Она обратила на него взгляд, полный ужаса. У ней оставался всего полтинник, а до первого числа, когда-братец выдает деньги, осталось еще десять дней. В долг никто не дает.

— Не успеем, Илья Ильич, — робко заметила она, — пусть покушает, что есть…

— Не ест он этого, Агафья Матвеевна: ухи терпеть не может, даже стерляжьей не ест, баранины тоже в рот не берет.

— Языка можно в колбасной взять! — вдруг, как будто по вдохновению, сказала она, — тут близко.

— Это хорошо, это можно: да велите зелени какой-нибудь, бобов свежих…

— Бобы восемь гривен фунт! — пошевелилось у ней в горле, но на язык не сошло.

— Хорошо, я сделаю… — сказала она, решившись заменить бобы капустой.

— Сыру швейцарского велите фунт взять! — командовал он, не зная о средствах Агафьи Матвеевны, — и больше ничего! Я извинюсь, скажу, что не ждали… Да если б можно бульон какой-нибудь.

Она было ушла.

— А вина? — вдруг вспомнил он.

Она отвечала новым взглядом ужаса.

— Надо послать за лафитом, — хладнокровно заключил он.

 

 

VI

 

Через два часа пришел Штольц.

— Что с тобой? Как ты переменился, обрюзг, бледен! Ты здоров? — спросил Штольц.

— Плохо здоровье, Андрей, — говорил Обломов, обнимая его, — левая нога что-то все немеет.

— Как у тебя здесь гадко! — сказал, оглядываясь, Штольц. — Что это ты не бросишь этого халата? Смотри, весь в заплатах!

— Привычка, Андрей, жаль расстаться.

— А одеяло, а занавески… — начал Штольц, — тоже привычка? Жаль переменить эти тряпки? Помилуй, неужели ты можешь спать на этой постели? Да что с тобой?

Штольц пристально посмотрел на Обломова, потом опять на занавески, на постель.

— Ничего, — говорил смущенный Обломов, — ты знаешь, я всегда был не очень рачителен о своей комнате… Давай лучше обедать. Эй, Захар! Накрывай скорей на стол… Ну, что ты, надолго ли? Откуда?

— Узнай, что я и откуда? — спросил Штольц. — До тебя ведь здесь не доходят вести из живого мира?

Обломов с любопытством смотрел на него и дожидался, что он скажет.

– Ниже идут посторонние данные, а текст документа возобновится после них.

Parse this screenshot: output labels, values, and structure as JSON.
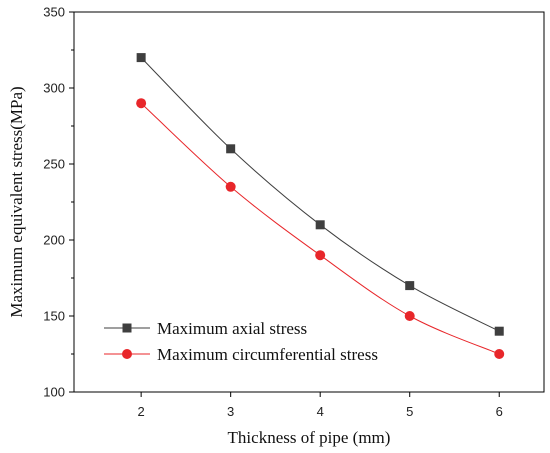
{
  "chart_data": {
    "type": "line",
    "title": "",
    "xlabel": "Thickness of pipe (mm)",
    "ylabel": "Maximum equivalent stress(MPa)",
    "x": [
      2,
      3,
      4,
      5,
      6
    ],
    "xlim": [
      1.25,
      6.5
    ],
    "ylim": [
      100,
      350
    ],
    "xticks": [
      2,
      3,
      4,
      5,
      6
    ],
    "yticks": [
      100,
      150,
      200,
      250,
      300,
      350
    ],
    "grid": false,
    "legend_position": "bottom-left",
    "series": [
      {
        "name": "Maximum axial stress",
        "values": [
          320,
          260,
          210,
          170,
          140
        ],
        "color": "#3f3f3f",
        "marker": "square"
      },
      {
        "name": "Maximum circumferential stress",
        "values": [
          290,
          235,
          190,
          150,
          125
        ],
        "color": "#e8262a",
        "marker": "circle"
      }
    ]
  }
}
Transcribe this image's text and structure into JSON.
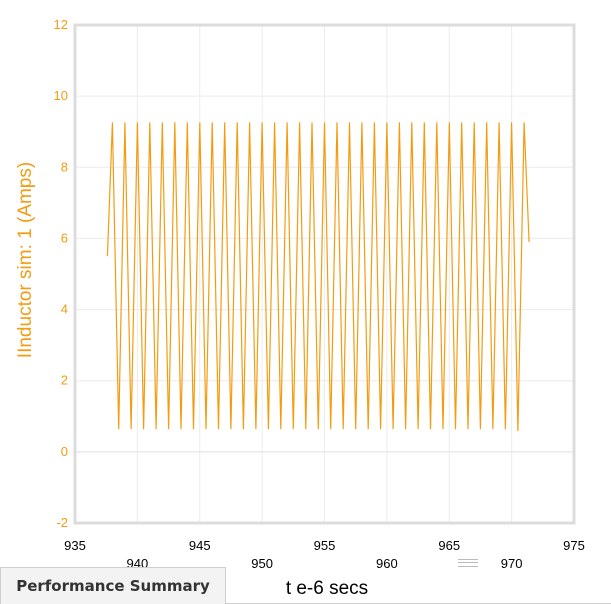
{
  "chart_data": {
    "type": "line",
    "xlabel": "t e-6 secs",
    "ylabel": "IInductor sim:  1 (Amps)",
    "xlim": [
      935,
      975
    ],
    "ylim": [
      -2,
      12
    ],
    "x_ticks_upper": [
      "935",
      "945",
      "955",
      "965",
      "975"
    ],
    "x_ticks_lower": [
      "940",
      "950",
      "960",
      "970"
    ],
    "x_tick_values_upper": [
      935,
      945,
      955,
      965,
      975
    ],
    "x_tick_values_lower": [
      940,
      950,
      960,
      970
    ],
    "y_ticks": [
      "-2",
      "0",
      "2",
      "4",
      "6",
      "8",
      "10",
      "12"
    ],
    "y_tick_values": [
      -2,
      0,
      2,
      4,
      6,
      8,
      10,
      12
    ],
    "grid": true,
    "series_color": "#f39c12",
    "series": [
      {
        "x": [
          937.6,
          938.0,
          938.5,
          939.0,
          939.5,
          940.0,
          940.5,
          941.0,
          941.5,
          942.0,
          942.5,
          943.0,
          943.5,
          944.0,
          944.5,
          945.0,
          945.5,
          946.0,
          946.5,
          947.0,
          947.5,
          948.0,
          948.5,
          949.0,
          949.5,
          950.0,
          950.5,
          951.0,
          951.5,
          952.0,
          952.5,
          953.0,
          953.5,
          954.0,
          954.5,
          955.0,
          955.5,
          956.0,
          956.5,
          957.0,
          957.5,
          958.0,
          958.5,
          959.0,
          959.5,
          960.0,
          960.5,
          961.0,
          961.5,
          962.0,
          962.5,
          963.0,
          963.5,
          964.0,
          964.5,
          965.0,
          965.5,
          966.0,
          966.5,
          967.0,
          967.5,
          968.0,
          968.5,
          969.0,
          969.5,
          970.0,
          970.5,
          971.0,
          971.4
        ],
        "y": [
          5.5,
          9.25,
          0.65,
          9.25,
          0.65,
          9.25,
          0.65,
          9.25,
          0.65,
          9.25,
          0.65,
          9.25,
          0.65,
          9.25,
          0.65,
          9.25,
          0.65,
          9.25,
          0.65,
          9.25,
          0.65,
          9.25,
          0.65,
          9.25,
          0.65,
          9.25,
          0.65,
          9.25,
          0.65,
          9.25,
          0.65,
          9.25,
          0.65,
          9.25,
          0.65,
          9.25,
          0.65,
          9.25,
          0.65,
          9.25,
          0.65,
          9.25,
          0.65,
          9.25,
          0.65,
          9.25,
          0.65,
          9.25,
          0.65,
          9.25,
          0.65,
          9.25,
          0.65,
          9.25,
          0.65,
          9.25,
          0.65,
          9.25,
          0.65,
          9.25,
          0.65,
          9.25,
          0.65,
          9.25,
          0.65,
          9.25,
          0.6,
          9.25,
          5.9
        ]
      }
    ]
  },
  "tab": {
    "label": "Performance Summary"
  }
}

— Что Ольга? — спросил он.

— А, не забыл! Я думал, что ты забудешь, — сказал Штольц.

— Нет, Андрей, разве ее можно забыть? Это значит забыть, что я когда-то жил, был в раю… А теперь вот!.. — Он вздохнул. — Но где же она?

— В своей деревне, хозяйничает.

— С теткой? — спросил Обломов.

— И с мужем.

— Она замужем? — вдруг, вытаращив глаза, произнес Обломов.

— Чего ж ты испугался? Не воспоминания ли?.. — тихо, почти нежно прибавил Штольц.

— Ах, нет, бог с тобой! — оправдывался Обломов, приходя в себя. — Я не испугался, но удивился, не знаю, почему это поразило меня. Давно ли? Счастлива ли? скажи, ради бога. Я чувствую, что ты снял с меня большую тяжесть! Хотя ты уверял меня, что она простила, но, знаешь… я не был покоен! Все грызло меня что-то… Милый Андрей, как я благодарен тебе!

Он радовался так от души, так подпрыгивал на своем диване, так шевелился, что Штольц любовался им и был даже тронут.

— Какой ты добрый, Илья! — сказал он. — Сердце твое стоило ее! Я ей все перескажу…

— Нет, нет, не говори! — перебил Обломов.